ETFs vs. Mutual Funds

It’s important for investors to understand the key differences between traditional mutual funds (open-end) and exchange-traded funds (ETFs). Each has its advantages and disadvantages. This knowledge can translate into making informed investment decisions. Let’s focus on the key points.


The expense ratios of ETFs are generally lower versus active mutual funds and in some cases, even lower than index mutual funds. Also, ETFs often have lower trading costs versus actively managed funds, due to their low portfolio turnover. The ETF cost savings can be significant, especially for long-term investors. Investing in ETFs will usually result in a brokerage commission, but the savings from lower expense ratios can help to offset these transaction costs. Also, ETFs do not impose back end redemption charges like many mutual funds. Information on specific fees, charges, and expenses is obtained in the fund prospectus.
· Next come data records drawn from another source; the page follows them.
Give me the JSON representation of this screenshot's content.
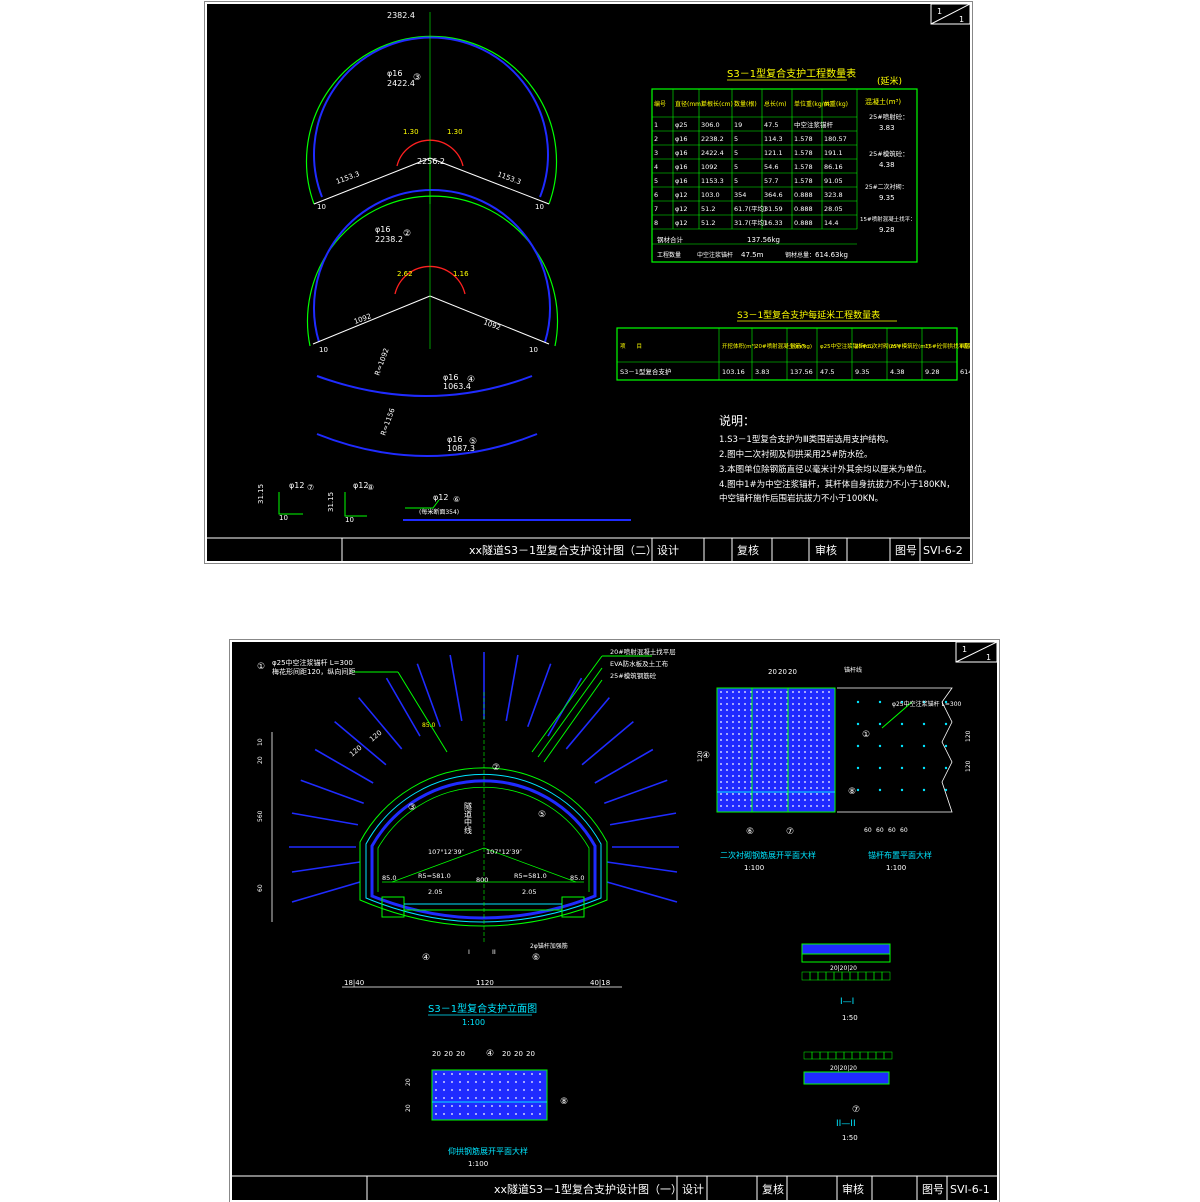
{
  "colors": {
    "background": "#000000",
    "frame": "#ffffff",
    "green": "#00ff00",
    "blue": "#1f2bff",
    "red": "#ff2020",
    "cyan": "#00e5ff",
    "yellow": "#ffff00"
  },
  "sheet1": {
    "corner": [
      "1",
      "1"
    ],
    "title_block": {
      "title": "xx隧道S3－1型复合支护设计图（二）",
      "design": "设计",
      "review": "复核",
      "approve": "审核",
      "drawing_no_label": "图号",
      "drawing_no": "SVI-6-2"
    },
    "arch_labels": {
      "top_arc": "2382.4",
      "bar3": "φ16",
      "bar3_len": "2422.4",
      "bar3_circle": "③",
      "left_a": "1153.3",
      "right_a": "1153.3",
      "mid_a": "1.30",
      "mid_b": "1.30",
      "arc2_top": "2256.2",
      "bar2": "φ16",
      "bar2_len": "2238.2",
      "bar2_circle": "②",
      "left_b": "1092",
      "right_b": "1092",
      "r_a": "2.62",
      "r_b": "1.16",
      "s10": "10",
      "r4": "R=1092",
      "bar4": "φ16",
      "bar4_len": "1063.4",
      "bar4_circle": "④",
      "r5": "R=1156",
      "bar5": "φ16",
      "bar5_len": "1087.3",
      "bar5_circle": "⑤",
      "b7": "φ12",
      "b7c": "⑦",
      "b8": "φ12",
      "b8c": "⑧",
      "b6": "φ12",
      "b6c": "⑥",
      "d31_15": "31.15",
      "d10": "10",
      "d51_2": "51.2",
      "b6_note": "(每米断面354)"
    },
    "qty_table": {
      "title": "S3－1型复合支护工程数量表",
      "unit": "(延米)",
      "headers": [
        "编号",
        "直径(mm)",
        "单根长(cm)",
        "数量(根)",
        "总长(m)",
        "单位重(kg/m)",
        "共重(kg)",
        "混凝土(m³)"
      ],
      "rows": [
        [
          "1",
          "φ25",
          "306.0",
          "19",
          "47.5",
          "中空注浆锚杆",
          ""
        ],
        [
          "2",
          "φ16",
          "2238.2",
          "5",
          "114.3",
          "1.578",
          "180.57"
        ],
        [
          "3",
          "φ16",
          "2422.4",
          "5",
          "121.1",
          "1.578",
          "191.1"
        ],
        [
          "4",
          "φ16",
          "1092",
          "5",
          "54.6",
          "1.578",
          "86.16"
        ],
        [
          "5",
          "φ16",
          "1153.3",
          "5",
          "57.7",
          "1.578",
          "91.05"
        ],
        [
          "6",
          "φ12",
          "103.0",
          "354",
          "364.6",
          "0.888",
          "323.8"
        ],
        [
          "7",
          "φ12",
          "51.2",
          "61.7(平均)",
          "31.59",
          "0.888",
          "28.05"
        ],
        [
          "8",
          "φ12",
          "51.2",
          "31.7(平均)",
          "16.33",
          "0.888",
          "14.4"
        ]
      ],
      "concrete": [
        "25#喷射砼：",
        "3.83",
        "25#模筑砼：",
        "4.38",
        "25#二次衬砌：",
        "9.35",
        "15#喷射混凝土找平：",
        "9.28"
      ],
      "steel_row": {
        "label": "钢材合计",
        "value": "137.56kg"
      },
      "anchor_row": {
        "label": "工程数量",
        "len_label": "中空注浆锚杆",
        "len": "47.5m",
        "wt_label": "钢材总量：",
        "wt": "614.63kg"
      }
    },
    "summary_table": {
      "title": "S3－1型复合支护每延米工程数量表",
      "headers": [
        "项　　目",
        "开挖体积(m³)",
        "20#喷射混凝土(m³)",
        "钢筋(kg)",
        "φ25中空注浆锚杆(m)",
        "25#二次衬砌(m³)",
        "25#模筑砼(m³)",
        "15#砼仰拱找平层(m³)",
        "Ⅱ级钢筋(kg)"
      ],
      "row": [
        "S3－1型复合支护",
        "103.16",
        "3.83",
        "137.56",
        "47.5",
        "9.35",
        "4.38",
        "9.28",
        "614.63"
      ]
    },
    "notes": {
      "heading": "说明：",
      "lines": [
        "1.S3－1型复合支护为Ⅲ类围岩选用支护结构。",
        "2.图中二次衬砌及仰拱采用25#防水砼。",
        "3.本图单位除钢筋直径以毫米计外其余均以厘米为单位。",
        "4.图中1#为中空注浆锚杆，其杆体自身抗拔力不小于180KN，",
        "  中空锚杆施作后围岩抗拔力不小于100KN。"
      ]
    }
  },
  "sheet2": {
    "corner": [
      "1",
      "1"
    ],
    "title_block": {
      "title": "xx隧道S3－1型复合支护设计图（一）",
      "design": "设计",
      "review": "复核",
      "approve": "审核",
      "drawing_no_label": "图号",
      "drawing_no": "SVI-6-1"
    },
    "section": {
      "callout_left_1": "φ25中空注浆锚杆 L=300",
      "callout_left_2": "梅花形间距120，纵向间距",
      "callout_right_1": "20#喷射混凝土找平层",
      "callout_right_2": "EVA防水板及土工布",
      "callout_right_3": "25#模筑钢筋砼",
      "dim_top": "120",
      "dim_top2": "120",
      "r_left": "R5=581.0",
      "r_right": "R5=581.0",
      "ang_left": "107°12′39″",
      "ang_right": "107°12′39″",
      "span_left": "2.05",
      "span_right": "2.05",
      "w85_l": "85.0",
      "w85_r": "85.0",
      "center": "800",
      "axis": "隧道中线",
      "bottom_dim": "1120",
      "dim_l": "18|40",
      "dim_r": "40|18",
      "left_dims": [
        "10",
        "20",
        "560",
        "60"
      ],
      "mark_I": "I",
      "mark_II": "II",
      "anchor_note": "2φ锚杆加强筋",
      "caption": "S3－1型复合支护立面图",
      "scale": "1:100",
      "c1": "①",
      "c2": "②",
      "c3": "③",
      "c4": "④",
      "c5": "⑤",
      "c6": "⑥",
      "c7": "⑦",
      "c8": "⑧"
    },
    "detail_a": {
      "caption": "二次衬砌钢筋展开平面大样",
      "scale": "1:100",
      "dims_top": [
        "20",
        "20",
        "20"
      ],
      "dims_left": [
        "20",
        "20",
        "120"
      ],
      "c6": "⑥",
      "c7": "⑦",
      "c4": "④",
      "c8": "⑧"
    },
    "detail_b": {
      "caption": "锚杆布置平面大样",
      "scale": "1:100",
      "label_top": "锚杆线",
      "anchor": "φ25中空注浆锚杆 L=300",
      "dims_right": [
        "50",
        "120",
        "120",
        "120"
      ],
      "dims_bottom": [
        "60",
        "60",
        "60",
        "60"
      ],
      "c1": "①"
    },
    "detail_c": {
      "caption": "仰拱钢筋展开平面大样",
      "scale": "1:100",
      "dims_top_l": [
        "20",
        "20",
        "20"
      ],
      "dims_top_r": [
        "20",
        "20",
        "20"
      ],
      "dims_left": [
        "20",
        "20",
        "20"
      ],
      "c4": "④",
      "c8": "⑧"
    },
    "section_I": {
      "caption": "I—I",
      "scale": "1:50",
      "dims": [
        "40",
        "15"
      ],
      "mid": "20|20|20"
    },
    "section_II": {
      "caption": "II—II",
      "scale": "1:50",
      "dims": [
        "40",
        "15"
      ],
      "mid": "20|20|20",
      "c7": "⑦"
    }
  }
}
MUTUAL FUNDS VS. ETFs Mutual Funds Exchange-Traded Funds
Continuous trading and pricing throughout the day? NO YES
Can be bought on margin? YES YES
Can buy/sell options? NO YES
Sold by prospectus? YES YES
Can use in an IRA, 401(k), or another retirement plan? YES YES(1)
Can be purchased through a traditional or online broker? YES YES
Minimum investment or share amount required ? YES (2) NO(3)
Redemption Charges for Early Withdrawals YES NO
Traded on what exchanges? N/A Amex, NASDAQ NYSE Arca

Fund Transparency and NAV

Actively managed mutual funds report their holdings on a quarterly or semiannual basis, whereas exchange-traded funds disclose their portfolio holdings on a daily basis. This provides ETF investors with a greater degree of financial transparency. The ETF performance and portfolio composition are a reflection of the underlying index. Consulting the index provider’s Website is another way of easily identifying the underlying holdings of an index ETF.

Mutual funds are bought and sold at net asset value (NAV), which is determined by subtracting a fund’s liabilities divided by the number of shares outstanding from the value of a fund’s total assets. All buy and sell transactions are conducted directly with the fund company. In contrast, ETFs are bought and sold on a stock exchange based upon market prices, which fluctuate according to supply and demand.

ETFs generally trade close to their net asset value. It’s rare to see ETFs trading at a large premium or discount to their NAV, but it can happen. Historically, institutions have seen this as an arbitrage opportunity by creating or liquidating creation units. This process keeps ETF share prices closely hinged to the NAV of the underlying index or basket of securities.

Taxes and Portfolio Turnover

Annually, both mutual funds and ETFs are required to distribute dividends and portfolio gains to shareholders. This is usually done at the end of each year and these distributions can be caused by index rebalancing, diversification rules, or other factors. Also, anytime you sell your fund this could generate tax consequences.

For U.S. investors ETFs held in a taxable account with qualified stock dividends and long-term capital gains are typically taxed at 15 percent. Short term gains are levied at federal income tax rates. While ETF distributions tend to be infrequent, tax consequences can be incurred even if an investor decides to hold their shares.

ETFs are renowned for having low portfolio turnover, which is good for investors, because it reduces the possibility of tax gain distributions. Among other benefits, ETF investors are insulated from the activity of fellow shareholders, whereas mutual fund investors aren’t. Mutual fund managers are often forced to sell portfolio holdings to meet the redemption demands of exiting shareholders. Remaining fund shareholders are adversely impacted because they absorb the tax gains and losses triggered by these untimely sales. ETFs avoid this problem because they are bought and sold on an exchange, therefore investors don’t affect the tax consequences of each other.

(1) For employer sponsored retirement plans ETFs may not be available as an investment option. Self-directed retirement plans may offer ETFs and a broader menu of investment choices.

(2) Most mutual funds impose a minimum investment or required dollar commitment, while others wave this requirement.

(3) Exception is Merrill Lynch’s HOLDRs, which can only be bought and sold in 100-share increments.